The Secretary's explanation aligns with Senator Durenberger's intent behind the PRO Payment Rule, which aims to stabilize funding for peer review organizations (PROs) by ensuring reimbursement for their administrative costs without relying on appropriation statutes. This rule also eliminates the previous system requiring hospitals to pay PROs for nondelegated review costs, which would then be reimbursed by Medicare. The Hospitals argue that the PRO Payment Rule is the sole statutory authority for the Photocopy Rule, implying it is designed for hospital reimbursements. However, the Secretary cites additional statutory support for the Photocopy Rule in 42 U.S.C. 1302, 1395hh, and 1395ww(d), which confer general rulemaking authority for Medicare administration.
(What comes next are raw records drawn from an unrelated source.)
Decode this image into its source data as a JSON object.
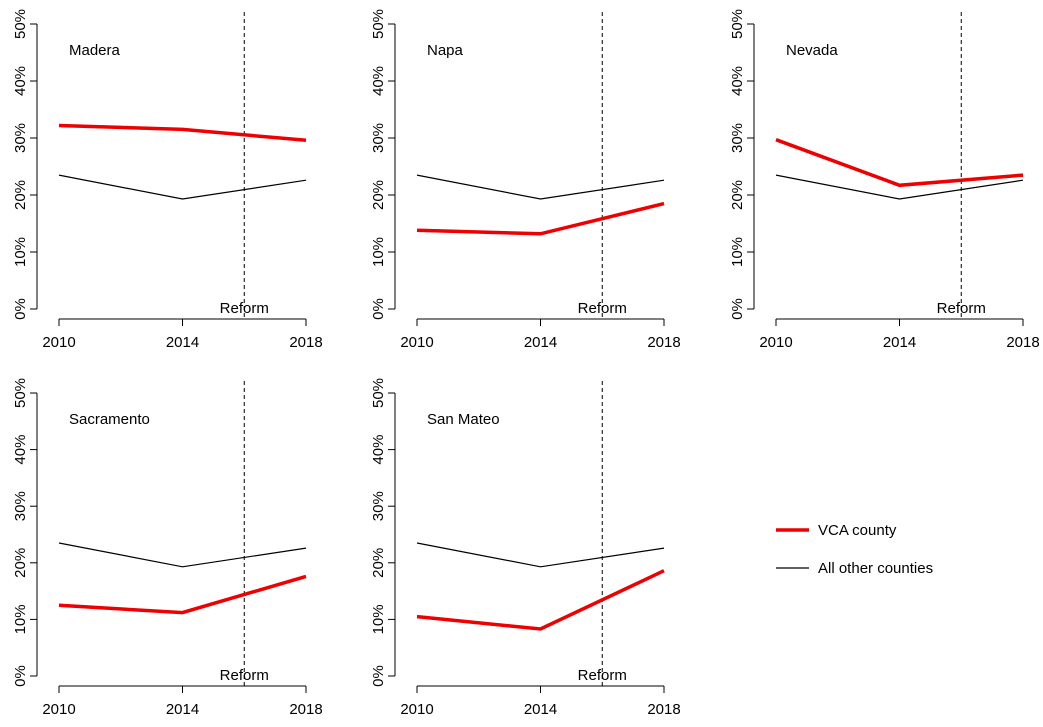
{
  "chart_data": {
    "type": "line",
    "x_ticks": [
      "2010",
      "2014",
      "2018"
    ],
    "y_ticks": [
      "0%",
      "10%",
      "20%",
      "30%",
      "40%",
      "50%"
    ],
    "ylim": [
      0,
      50
    ],
    "xlim": [
      2010,
      2018
    ],
    "reform_year": 2016,
    "reform_label": "Reform",
    "grid": false,
    "legend_position": "right",
    "legend": [
      {
        "label": "VCA county",
        "color": "#ee0000",
        "style": "thick"
      },
      {
        "label": "All other counties",
        "color": "#000000",
        "style": "thin"
      }
    ],
    "panels": [
      {
        "title": "Madera",
        "series": [
          {
            "name": "VCA county",
            "x": [
              2010,
              2014,
              2018
            ],
            "y": [
              32.2,
              31.5,
              29.6
            ]
          },
          {
            "name": "All other counties",
            "x": [
              2010,
              2014,
              2018
            ],
            "y": [
              23.5,
              19.3,
              22.6
            ]
          }
        ]
      },
      {
        "title": "Napa",
        "series": [
          {
            "name": "VCA county",
            "x": [
              2010,
              2014,
              2018
            ],
            "y": [
              13.8,
              13.2,
              18.5
            ]
          },
          {
            "name": "All other counties",
            "x": [
              2010,
              2014,
              2018
            ],
            "y": [
              23.5,
              19.3,
              22.6
            ]
          }
        ]
      },
      {
        "title": "Nevada",
        "series": [
          {
            "name": "VCA county",
            "x": [
              2010,
              2014,
              2018
            ],
            "y": [
              29.7,
              21.7,
              23.5
            ]
          },
          {
            "name": "All other counties",
            "x": [
              2010,
              2014,
              2018
            ],
            "y": [
              23.5,
              19.3,
              22.6
            ]
          }
        ]
      },
      {
        "title": "Sacramento",
        "series": [
          {
            "name": "VCA county",
            "x": [
              2010,
              2014,
              2018
            ],
            "y": [
              12.5,
              11.2,
              17.6
            ]
          },
          {
            "name": "All other counties",
            "x": [
              2010,
              2014,
              2018
            ],
            "y": [
              23.5,
              19.3,
              22.6
            ]
          }
        ]
      },
      {
        "title": "San Mateo",
        "series": [
          {
            "name": "VCA county",
            "x": [
              2010,
              2014,
              2018
            ],
            "y": [
              10.5,
              8.3,
              18.6
            ]
          },
          {
            "name": "All other counties",
            "x": [
              2010,
              2014,
              2018
            ],
            "y": [
              23.5,
              19.3,
              22.6
            ]
          }
        ]
      }
    ]
  }
}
The Hospitals assert that the Secretary has historically maintained that the PRO Payment Rule mandates payments to hospitals through PROs, though these payments are often unnecessary due to existing reimbursements under the Prospective Payment System (PPS). A specific case, Beverly Hospital, highlights a jurisdictional question and the need for retrospective relief. 
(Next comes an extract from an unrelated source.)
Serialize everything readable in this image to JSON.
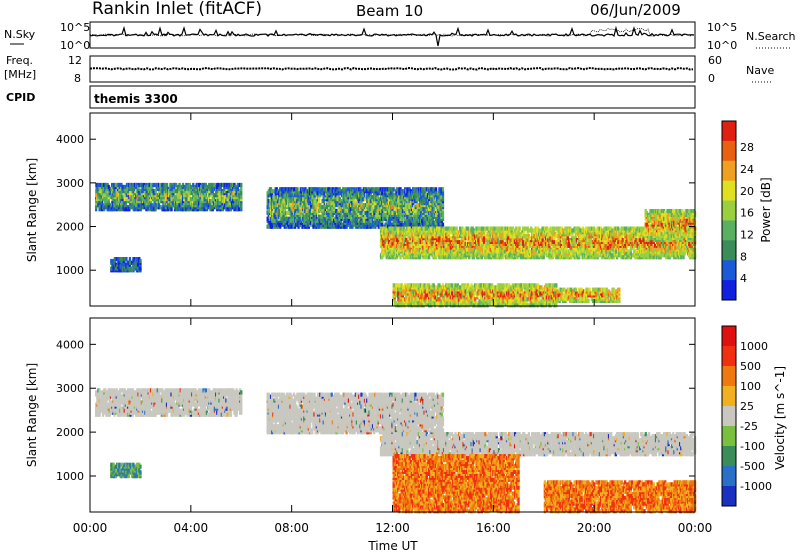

Section 405(h) prohibits judicial actions against the government regarding claims under the Medicare Act, a prohibition characterized by the Supreme Court in Weinberger v. Salfi as comprehensive. This section is incorporated into the Medicare Act via 42 U.S.C. 1395ii, which stipulates that dissatisfied hospitals must first seek review before the Provider Reimbursement Review Board (PRRB) before pursuing judicial review related to Medicare reimbursements. The critical question is whether the Hospitals' challenge to the Photocopy Rule falls under the Medicare Act, necessitating administrative review, or if it allows for district court jurisdiction under 28 U.S.C. 1331. 

Additionally, there is a nonwaivable requirement for claims to be presented to the Secretary. The relief sought by the Hospitals essentially requests a policy change from the Secretary for increased reimbursements, categorizing their claim as a request for benefits. The failure to raise their challenge with the Secretary does not negate their position, as determined in past cases. The PRRB lacks the authority to review agency decisions like the adoption of the Photocopy Rule, allowing the Hospitals to bypass presenting their claim to the Secretary before the PRRB.

The Hospitals’ claim meets the non-waivable requirement for judicial review, drawing parallels between the Medicare benefits case Ringer and reimbursement cases. The relevant judicial review provisions are 42 U.S.C. § 405(g) and § 1395oo(f), which establish similar requirements for obtaining a "final decision" from the Secretary before seeking judicial review. The Court's ruling that the Secretary can waive the "final decision" requirement applies to reimbursement contexts as well. For instance, in Diaz, the Court held that the Secretary’s agreement for the case to be decided on the merits constituted a waiver of the hearing and final decision requirement. Similarly, in Salfi, the Secretary's lack of challenge to the allegations of exhaustion indicated a determination that the reconsideration decision was “final” for that litigation.